Dunbar shouted, “Must ha’ been running on the surface to sneak past the barrage in the night. Bound for the Atlantic. Then came on Judy.”

Smith nodded. U-boats from the German bases often went north-about around Scotland but those from the Flanders ports of Zeebrugge and Ostende could reach their Atlantic killing ground quicker by running on the surface at night and slipping over the mine-net barrage that was meant to bar their exit through the Channel.

He saw the wink of flame from the barrel of the gun on the U-boat and as he blinked the rip! became a roar! The blast threw him back into Buckley and both of them hard against the searchlight platform. Lights wheeled about Smith’s head but then he was aware and clawing to his feet, Buckley thrusting him up. Gow still stood at the wheel. Sanders was pulling himself up by the screen and the crew of the twelve-pounder were on hands and knees but the killick was yelling at them, hauling them on to their feet. The searchlight still blazed, lighting them all. There was no sign of Dunbar.

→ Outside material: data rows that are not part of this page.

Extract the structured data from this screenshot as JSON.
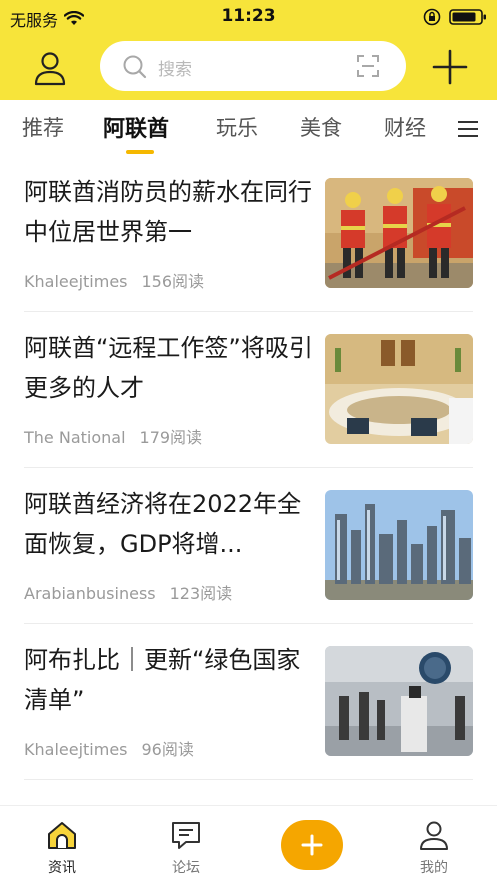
{
  "status_bar": {
    "carrier": "无服务",
    "time": "11:23"
  },
  "search": {
    "placeholder": "搜索"
  },
  "tabs": [
    {
      "label": "推荐",
      "active": false
    },
    {
      "label": "阿联酋",
      "active": true
    },
    {
      "label": "玩乐",
      "active": false
    },
    {
      "label": "美食",
      "active": false
    },
    {
      "label": "财经",
      "active": false
    }
  ],
  "articles": [
    {
      "title": "阿联酋消防员的薪水在同行中位居世界第一",
      "source": "Khaleejtimes",
      "reads": "156阅读",
      "thumb_icon": "firefighters-photo"
    },
    {
      "title": "阿联酋“远程工作签”将吸引更多的人才",
      "source": "The National",
      "reads": "179阅读",
      "thumb_icon": "meeting-room-photo"
    },
    {
      "title": "阿联酋经济将在2022年全面恢复，GDP将增...",
      "source": "Arabianbusiness",
      "reads": "123阅读",
      "thumb_icon": "city-skyline-photo"
    },
    {
      "title": "阿布扎比｜更新“绿色国家清单”",
      "source": "Khaleejtimes",
      "reads": "96阅读",
      "thumb_icon": "airport-photo"
    }
  ],
  "bottom_nav": [
    {
      "label": "资讯",
      "icon": "home-icon",
      "active": true
    },
    {
      "label": "论坛",
      "icon": "forum-icon",
      "active": false
    },
    {
      "label": "我的",
      "icon": "profile-icon",
      "active": false
    }
  ],
  "colors": {
    "header_yellow": "#f7e43a",
    "accent_orange": "#f5a600",
    "indicator": "#f5b800"
  }
}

Smith wavered forward and fetched up against the screen. He could see a tangle of twisted rails and a dent or a scar on the portside of the turtle-back below him. The shell must have exploded on impact, not penetrating. There were ragged holes in the splinter mattresses around the bridge. If there had been only a canvas screen those splinters would have scythed through the bridge staff and left a bloody shambles.

He looked up.

Sparrow was tearing through the circle of light shed by the fire that was Judy and now the drifter lay on the starboard beam. But right ahead lay the U-boat, the range was down to a bare five hundred yards and her gun was not manned. He fumbled at the glasses, set them to his eyes. There was no one in the conning-tower…He swung on Sanders. “She’s diving! Tell the gunner!”

Sanders croaked down the voice pipe “Gunner! Yes, we’re all OK up here except the skipper took a knock. Listen, Gunner! The sub’s diving. We’re going to depth-charge.”

Smith called, “Where’s Dunbar, Sub?”

Sanders turned to him a face painted yellow and black by light and shadow, excited. “On the deck at the foot of the ladder, sir. Blast must have blown him over. Brodie’s down there with him though, and he gave me a ‘thumb’s up!’” Sanders stayed by the voice pipe.

Sparrow ran down on the U-boat that now was only a plunging conning-tower. Then that was gone and the searchlight’s beam showed only the churned circle of water where the submarine had dived. Smith’s eyes were fixed on that circle, watched it slip up to Sparrow’s stem, under it. He shouted, “Let go One!”

“Let go One!” repeated Sanders into the voice pipe.

The canister fat with three-hundred pounds of explosive rolled down the chute and plumped into the sea off Sparrow’s stern.

“Hard aport,” ordered Smith. Sparrow swung into the turn and as Gow held it there came the thump! of the depth charge exploding and a tall column of water was hurled up from the boiling sea. The sweeping searchlight settled on it, the beam fidgeting like a blind man’s searching fingers, looking for oil or the U-boat surfacing. Sparrow still turned. Smith said, “Ease to five! Steady! Steer that!”

Sparrow was heading back towards the blazing drifter but Smith did not see her, his eyes on the sea on the spot where he thought the U-boat might be if she had maintained her course. Sparrow plunged towards it. That was all Smith could do: try to anticipate the U-boat. New-fangled hydrophones were fitted in some ships but not in Sparrow. In any event they would only pick up the sound of a U-boat when the ship itself was stopped and there were no other engine noises about. They were useless for this kind of hunt.